A retrospective comparative analysis was performed of 969 women, age 18 years or older, non-pregnant, who underwent LAM by one of two high volume, laparoscopic gynecologic surgical specialists at a freestanding ambulatory surgery center serving the Washington, DC area, between October 2013 and February 2019. Reversible occlusion was performed laparoscopically by placing a latex-based rubber catheter as a tourniquet around the isthmus of the uterus, causing a temporary occlusion of the bilateral uterine arteries. Permanent occlusion was performed laparoscopically via retroperitoneal dissection and uterine artery ligation at the origin of the anterior branch of the internal iliac artery. Minilaparotomy was performed for specimen removal in all cases. No power morcellation was used. Postoperative complications were graded using the Clavien-Dindo Classification system. Outcomes were compared across BMI categories using Pearson Chi-Square.

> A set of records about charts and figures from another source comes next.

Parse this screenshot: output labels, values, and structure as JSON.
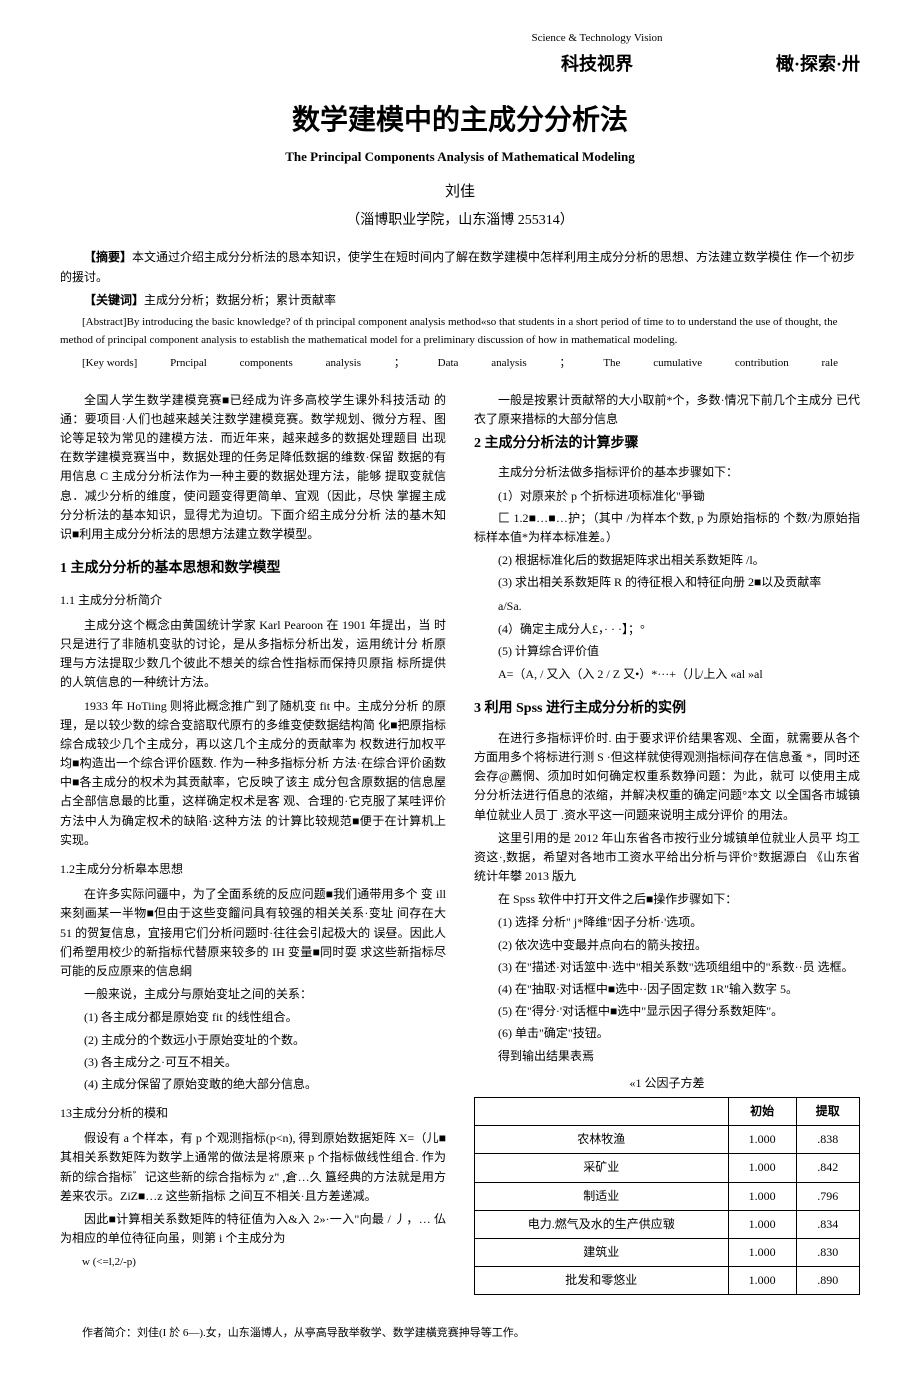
{
  "header": {
    "journal_en": "Science & Technology Vision",
    "journal_cn": "科技视界",
    "right_tag": "橄·探索·卅"
  },
  "title": {
    "cn": "数学建模中的主成分分析法",
    "en": "The Principal Components Analysis of Mathematical Modeling",
    "author": "刘佳",
    "affiliation": "（淄博职业学院，山东淄博 255314）"
  },
  "abstract": {
    "cn_label": "【摘要】",
    "cn_text": "本文通过介绍主成分分析法的恳本知识，使学生在短时间内了解在数学建模中怎样利用主成分分析的思想、方法建立数学模住 作一个初步的援讨。",
    "kw_cn_label": "【关键词】",
    "kw_cn_text": "主成分分析；数据分析；累计贡献率",
    "en_label": "[Abstract]",
    "en_text": "By introducing the basic knowledge? of th principal component analysis method«so that students in a short period of time to to understand the use of thought, the method of principal component analysis to establish the mathematical model for a preliminary discussion of how in mathematical modeling.",
    "kw_en_label": "[Key    words]",
    "kw_en_parts": [
      "Prncipal",
      "components",
      "analysis",
      "；",
      "Data",
      "analysis",
      "；",
      "The",
      "cumulative",
      "contribution",
      "rale"
    ]
  },
  "left": {
    "intro_p1": "全国人学生数学建模竞赛■已经成为许多高校学生课外科技活动 的通：要项目·人们也越来越关注数学建模竞赛。数学规划、微分方程、图论等足较为常见的建模方法．而近年来，越来越多的数据处理题目 出现在数学建模竞赛当中，数据处理的任务足降低数据的维数·保留 数据的有用信息 C 主成分分析法作为一种主要的数据处理方法，能够 提取变就信息．减少分析的维度，使问题变得更简单、宜观（因此，尽快 掌握主成分分析法的基本知识，显得尤为迫切。下面介绍主成分分析 法的基木知识■利用主成分分析法的思想方法建立数学模型。",
    "h1_1": "1 主成分分析的基本思想和数学模型",
    "h2_11": "1.1 主成分分析简介",
    "p11a": "主成分这个概念由黄国统计学家 Karl Pearoon 在 1901 年提出，当 时只是进行了非随机变驮的讨论，是从多指标分析出发，运用统计分 析原理与方法提取少数几个彼此不想关的综合性指标而保持贝原指 标所提供的人筑信息的一种统计方法。",
    "p11b": "1933 年 HoTiing 则将此概念推广到了随机变 fit 中。主成分分析 的原理，是以较少数的综合变諮取代原冇的多维变使数据结构简 化■把原指标综合成较少几个主成分，再以这几个主成分的贡献率为 权数进行加权平均■构造出一个综合评价瓯数. 作为一种多指标分析 方法·在综合评价函数中■各主成分的权术为其贡献率，它反映了该主 成分包含原数据的信息屋占全部信息最的比重，这样确定权术是客 观、合理的·它克服了某哇评价方法中人为确定权术的缺陷·这种方法 的计算比较规范■便于在计算机上实现。",
    "h2_12": "1.2主成分分析皋本思想",
    "p12a": "在许多实际问疆中，为了全面系统的反应问题■我们通带用多个 变 ill 来刻画某一半物■但由于这些变餾问具有较强的相关关系·变址 间存在大 51 的贺复信息，宜接用它们分析问题时·往往会引起极大的 误昼。因此人们希塑用校少的新指标代替原来较多的 IH 变量■同时耍 求这些新指标尽可能的反应原来的信息綱",
    "p12b": "一般来说，主成分与原始变址之间的关系：",
    "li1": "(1)    各主成分都是原始变 fit 的线性组合。",
    "li2": "(2)    主成分的个数远小于原始变址的个数。",
    "li3": "(3)    各主成分之·可互不相关。",
    "li4": "(4)    主成分保留了原始变敢的绝大部分信息。",
    "h2_13": "13主成分分析的模和",
    "p13a": "假设有 a 个样本，有 p 个观测指标(p<n), 得到原始数据矩阵 X=（儿■其相关系数矩阵为数学上通常的做法是将原来 p 个指标做线性组合. 作为新的综合指标゛记这些新的综合指标为 z\" ,倉…久 簋经典的方法就是用方差来农示。ZiZ■…z 这些新指标 之间互不相关·且方差递减。",
    "p13b": "因此■计算相关系数矩阵的特征值为入&入 2»·一入\"向最 / 丿，… 仏为相应的单位待征向虽，则第 i 个主成分为",
    "p13c": "w (<=l,2/-p)"
  },
  "right": {
    "intro_r": "一般是按累计贡献帑的大小取前*个，多数·情况下前几个主成分 已代衣了原来措标的大部分信息",
    "h1_2": "2 主成分分析法的计算步骤",
    "p2a": "主成分分析法做多指标评价的基本步骤如下：",
    "li2_1": "(1）对原来於 p 个折标进项标准化\"爭锄",
    "p2b": "匚 1.2■…■…护；（其中 /为样本个数, p 为原始指标的 个数/为原始指标样本值*为样本标准差。）",
    "li2_2": "(2)    根据标准化后的数据矩阵求出相关系数矩阵 /l。",
    "li2_3": "(3)    求出相关系数矩阵 R 的待征根入和特征向册 2■以及贡献率",
    "formula_a": "a/Sa.",
    "li2_4": "(4）确定主成分人£，· · ·】；°",
    "li2_5": "(5)            计算综合评价值",
    "formula_A": "A=（A, / 又入（入 2 / Z 又•）*···+（儿/上入 «al   »al",
    "h1_3": "3 利用 Spss 进行主成分分析的实例",
    "p3a": "在进行多指标评价时. 由于要求评价结果客观、全面，就需要从各个方面用多个将标进行测 S ·但这样就使得观测指标间存在信息蚤 *，同时还会存@薦惘、须加时如何确定权重系数狰问题：为此，就可 以使用主成分分析法进行佰息的浓缩，并解决权重的确定问题°本文 以全国各市城镇单位就业人员丁 .资水平这一问题来说明主成分评价 的用法。",
    "p3b": "这里引用的是 2012 年山东省各市按行业分城镇单位就业人员平 均工资这·,数据，希望对各地市工资水平给出分析与评价°数据源白 《山东省统计年攀 2013 版九",
    "p3c": "在 Spss 软件中打开文件之后■操作步骤如下：",
    "s1": "(1)    选择 分析\"  j*降维\"因子分析·'选项。",
    "s2": "(2)    依次选中变最并点向右的箭头按扭。",
    "s3": "(3)    在\"描述·对话筮中·选中\"相关系数\"选项组组中的\"系数··员 选框。",
    "s4": "(4)    在\"抽取·对话框中■选中··因子固定数 1R\"输入数字 5。",
    "s5": "(5)    在\"得分·'对话框中■选中\"显示因子得分系数矩阵\"。",
    "s6": "(6)    单击\"确定\"技钮。",
    "s7": "得到输出结果表焉",
    "table_caption": "«1 公因子方差",
    "table": {
      "columns": [
        "",
        "初始",
        "提取"
      ],
      "rows": [
        [
          "农林牧渔",
          "1.000",
          ".838"
        ],
        [
          "采矿业",
          "1.000",
          ".842"
        ],
        [
          "制适业",
          "1.000",
          ".796"
        ],
        [
          "电力.燃气及水的生产供应皲",
          "1.000",
          ".834"
        ],
        [
          "建筑业",
          "1.000",
          ".830"
        ],
        [
          "批发和零悠业",
          "1.000",
          ".890"
        ]
      ],
      "col_widths": [
        "60%",
        "20%",
        "20%"
      ],
      "border_color": "#000000",
      "header_bold": true
    }
  },
  "footer": "作者简介：刘佳(I 於 6—).女，山东淄博人，从亭高导敔举敎学、数学建橫竞赛抻导等工作。"
}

Average myoma weight and size were 422.7 g and 8.3 cm, respectively. Average estimated blood loss (EBL) was 192.1 mL; intraoperative and grade 3 postoperative complication rates were 1.4% and 1.6%, respectively. While EBL was significantly higher in obese and morbidly obese patients, this difference was not clinically meaningful, with no significant difference in blood transfusion rates. There were no statistically significant intraoperative or postoperative complication rates across BMI categories. There was a low rate of hospital transfers (0.7%) for all patients.
Laparoscopic-assisted myomectomy can be performed safely in a freestanding ambulatory surgery setting, including morbidly obese patients. This is especially important in the age of COVID-19, as elective surgeries have been postponed due to the 2020 pandemic, which may lead to a dramatic and permanent shift of outpatient surgery from the hospital to the ASC setting.